06 Jun, 2021 - 00:06 0 Views
79-year-old evicted from own house after 50 years property

The Sunday News

Melinda Ncube, Sunday News Reporter
IN a clear case that puts into perspective the brutality of colonial laws, a 79-year-old man is now braving sub-zero temperatures at night following his eviction from his house in Tshabalala, Bulawayo, which he bought more than 50 years ago using a relative’s name.

The man, Mr Shereni Isaac Masvingise says he bought the house in 1969 but then he did not have a marriage certificate and colonial laws only allowed those with marriage certificates to buy properties in their names. He said after consulting his family, an agreement allegedly was struck that the house be bought under the name of his wife’s brother, a Mr Jobe Mashingise who then had the required papers.

In a moving narration, Mr Masvingise who now has to sleep and stay outside told Sunday News last week that things were okay until his in-law died. He said suddenly one of the in-law’s daughters named Ms Joyce Moyo evicted him and a tenant who has an eight month-year-old baby. Ms Moyo is reportedly claiming that she has nothing to do with the so-called “family agreement” as documents show that the house belonged to her father.

“We had stayed in this house for over 50 years with my wife, when my brother-in-law passed away, his daughter Joyce Moyo claimed that the house belongs to her. Imagine the pain of being forced out of a house that I bought with my own money. I now have to sleep outside, at my age and under these cold conditions,” he said while trying to get enough warmth from a fire that had been set by his tenant’s wife outside.

He said the matter went to court and in 2018, the High Court granted Mr Masvingise and his wife permission to stay in the house but the name was not changed to his. Instead, it was said the house will be under the management of the Master of High Court.

According to the Master of High Court reports, Mr Masvingise was not supposed to be evicted from the house. Things changed again when his wife passed away last year, and the court appointed him as an executor dative. An executor dative is a person appointed by the court to administer the succession to an Estate. It is an administrative office but is often carried through a relative.

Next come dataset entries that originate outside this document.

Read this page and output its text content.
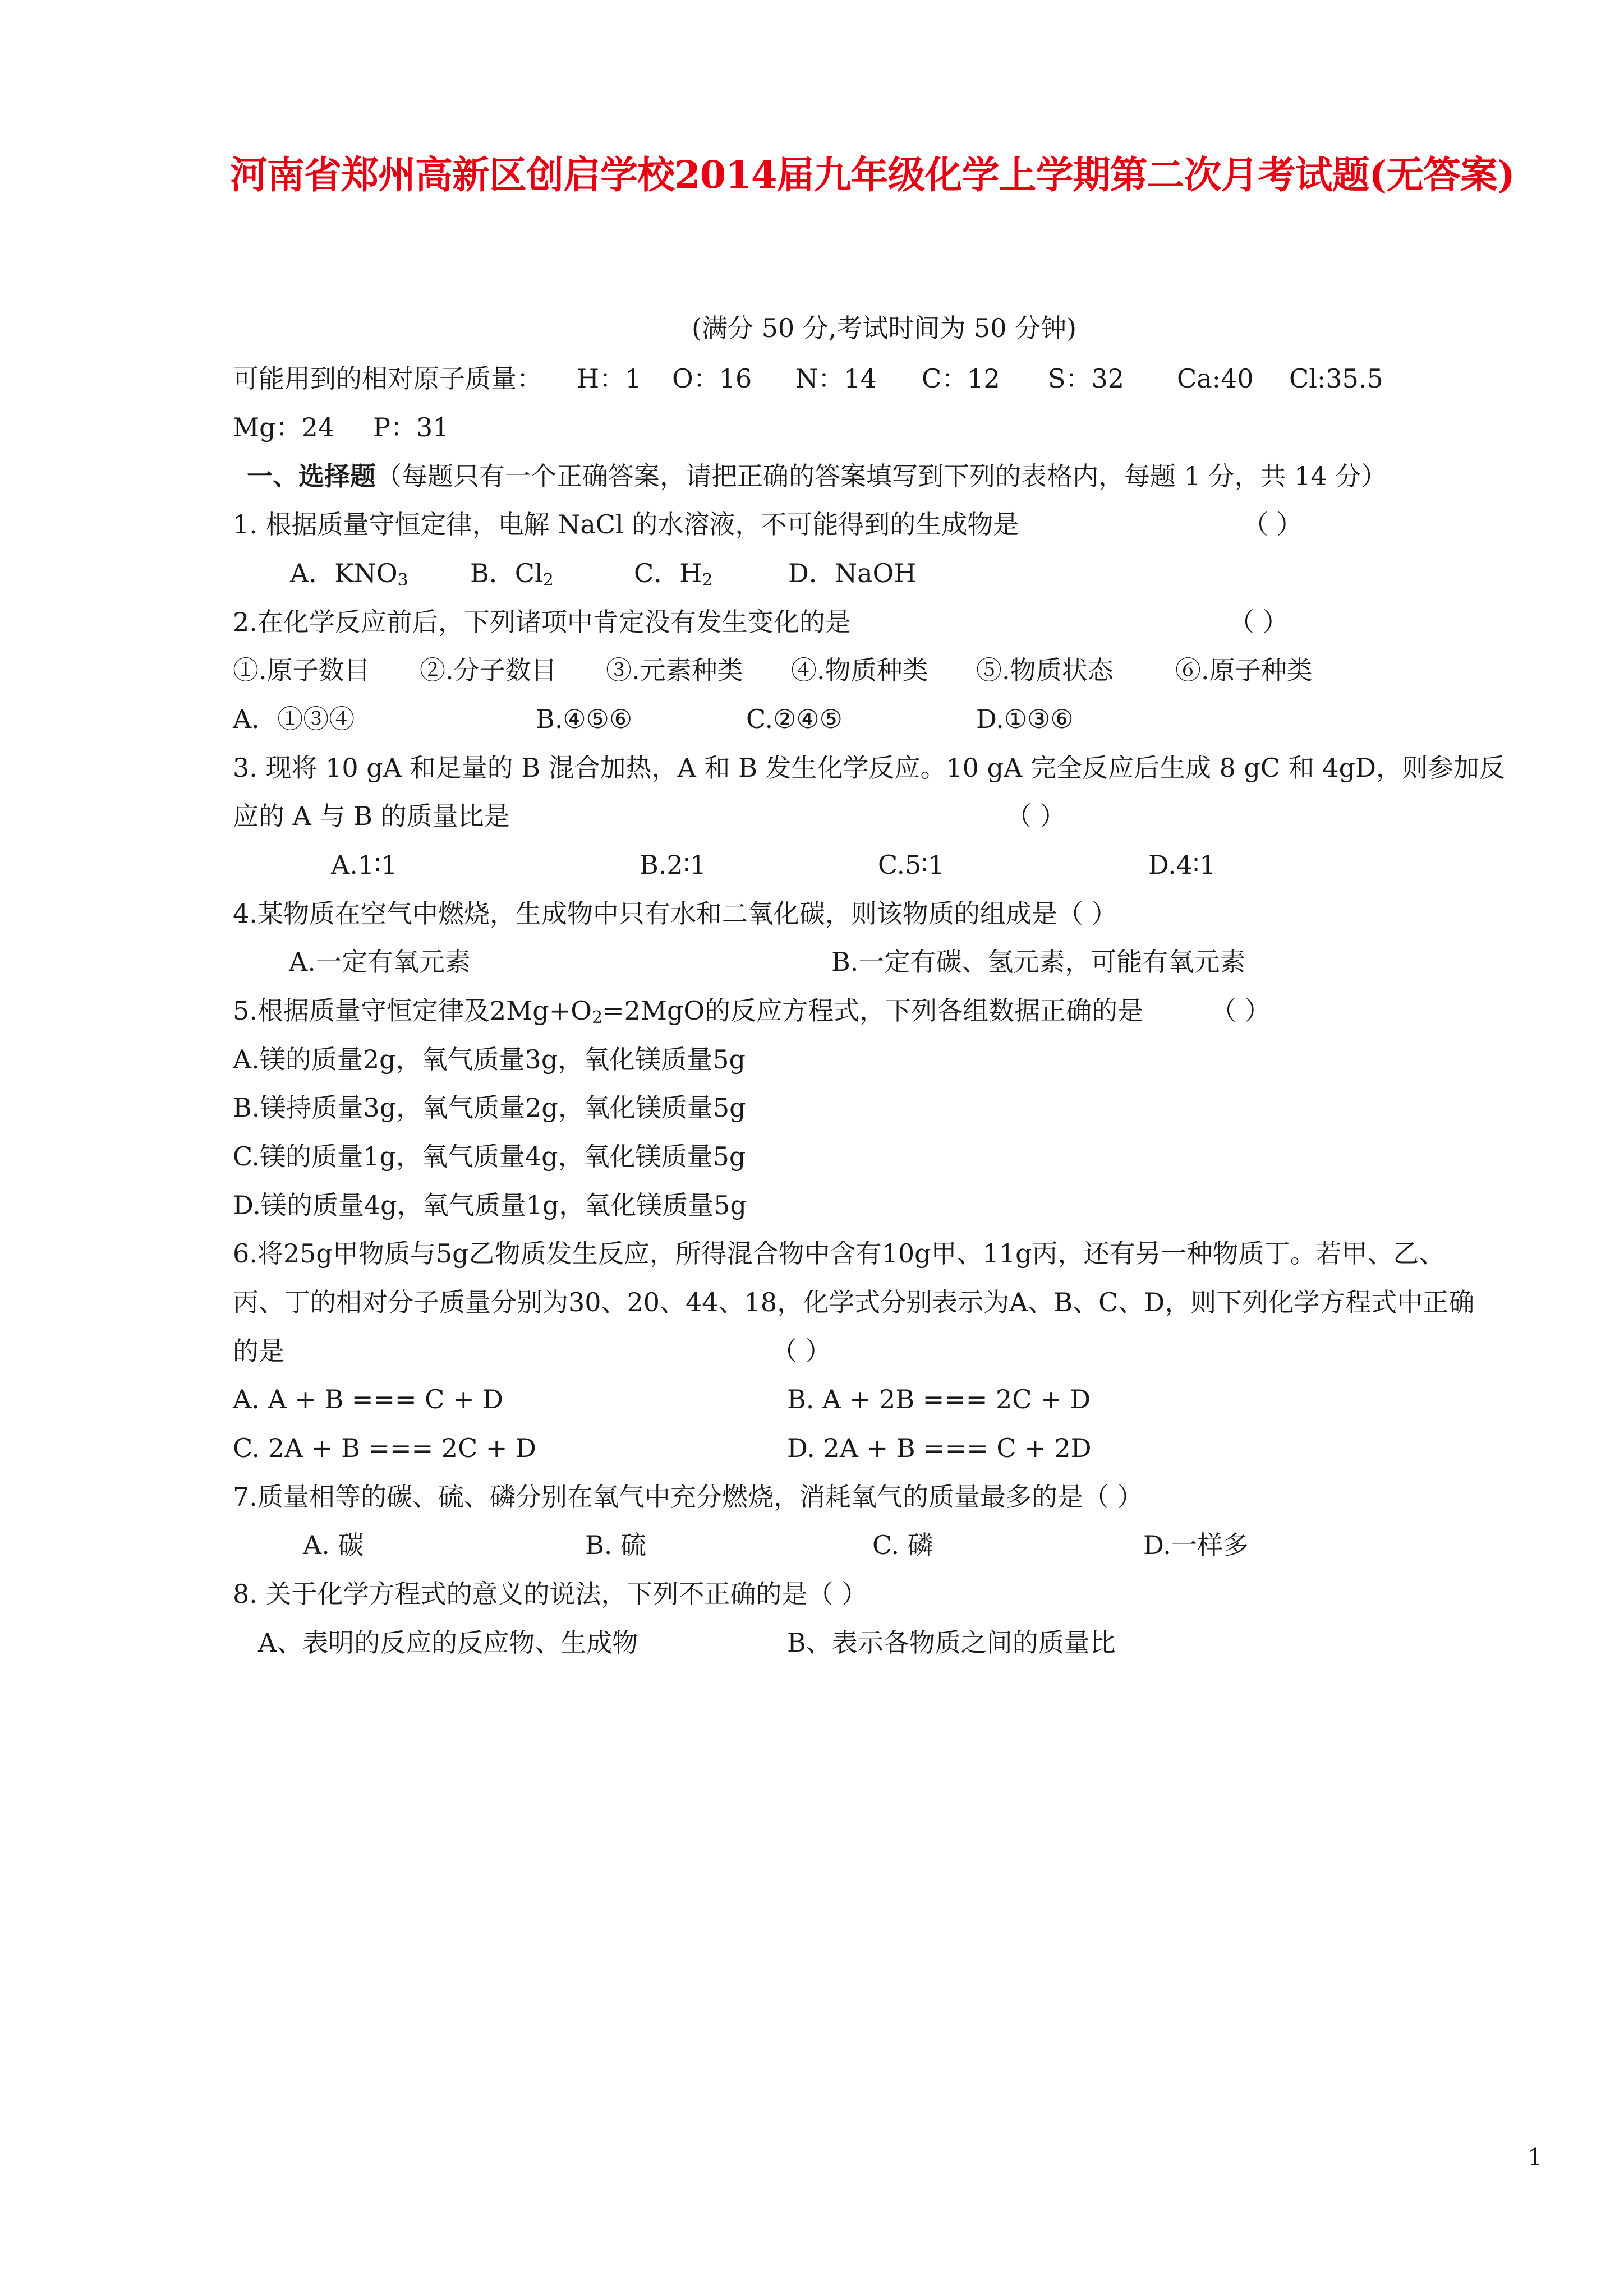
河南省郑州高新区创启学校2014届九年级化学上学期第二次月考试题(无答案)
(满分 50 分,考试时间为 50 分钟)
可能用到的相对原子质量： H：1 O：16 N：14 C：12 S：32 Ca:40 Cl:35.5
Mg：24 P：31
一、选择题（每题只有一个正确答案，请把正确的答案填写到下列的表格内，每题 1 分，共 14 分）
1. 根据质量守恒定律，电解 NaCl 的水溶液，不可能得到的生成物是	（ ）
A．$KNO_3$ B．$Cl_2$	C．$H_2$	D．NaOH
2.在化学反应前后，下列诸项中肯定没有发生变化的是	（ ）
①.原子数目 ②.分子数目 ③.元素种类 ④.物质种类 ⑤.物质状态 ⑥.原子种类
A．①③④	B.④⑤⑥	C.②④⑤	D.①③⑥
3. 现将 10 gA 和足量的 B 混合加热，A 和 B 发生化学反应。10 gA 完全反应后生成 8 gC 和 4gD，则参加反
应的 A 与 B 的质量比是	（ ）
A.1∶1	B.2∶1	C.5∶1	D.4∶1
4.某物质在空气中燃烧，生成物中只有水和二氧化碳，则该物质的组成是（ ）
A.一定有氧元素	B.一定有碳、氢元素，可能有氧元素
5.根据质量守恒定律及$2Mg+O_2=2MgO$的反应方程式，下列各组数据正确的是	（ ）
A.镁的质量2g，氧气质量3g，氧化镁质量5g
B.镁持质量3g，氧气质量2g，氧化镁质量5g
C.镁的质量1g，氧气质量4g，氧化镁质量5g
D.镁的质量4g，氧气质量1g，氧化镁质量5g
6.将25g甲物质与5g乙物质发生反应，所得混合物中含有10g甲、11g丙，还有另一种物质丁。若甲、乙、
丙、丁的相对分子质量分别为30、20、44、18，化学式分别表示为A、B、C、D，则下列化学方程式中正确
的是	（ ）
A. A + B === C + D	B. A + 2B === 2C + D
C. 2A + B === 2C + D	D. 2A + B === C + 2D
7.质量相等的碳、硫、磷分别在氧气中充分燃烧，消耗氧气的质量最多的是（ ）
A. 碳	B. 硫	C. 磷	D.一样多
8. 关于化学方程式的意义的说法，下列不正确的是（ ）
A、表明的反应的反应物、生成物	B、表示各物质之间的质量比
1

“This year we were surprised when Joyce came back with a police officer and said we must be evicted. Maybe all along she was afraid of her aunt but now that she is no more she initiated a parallel process to get me evicted,” he said.

Mr Masvingise said it has emerged that Ms Moyo went back to court and allegedly misrepresented that there was a tenant named Maphosa at the house who was refusing to pay rent. She allegedly claimed that Maphosa (Mr Masvingise) was a tenant who has not been paying rentals for three years.

“We were surprised when she later came in with a police officer who even did not ask whether I was Maphosa or not but told us to move out of the house. Surprisingly the next morning, another man who claimed to come from the court came and said we must vacate the house.

We do not know if there was a court case that decided this or when it sat because the last court case was the one which gave the ruling in 2018. We have been evicted from the house without a warrant or a given notice, besides all that we never received a letter from the court that we have been summoned to court for any debt or otherwise,” he said.

He said it was surprising that there were now two cases with different case numbers over one property. The other case had been given ruling while the other “came from nowhere and resulted in their eviction”. Mr Masvingise said he understands that Ms Moyo was already in the process of selling the house.

“I do not even know if these latest papers are authentic or she just hired some people to further her interest. I need help to get what is mine, I don’t have money to hire lawyers. Joyce is rich so she has been using her money to ensure that she evicts me. Now I do not have anywhere to go.”

Efforts to get Ms Moyo were fruitless as all the numbers provided were not going through.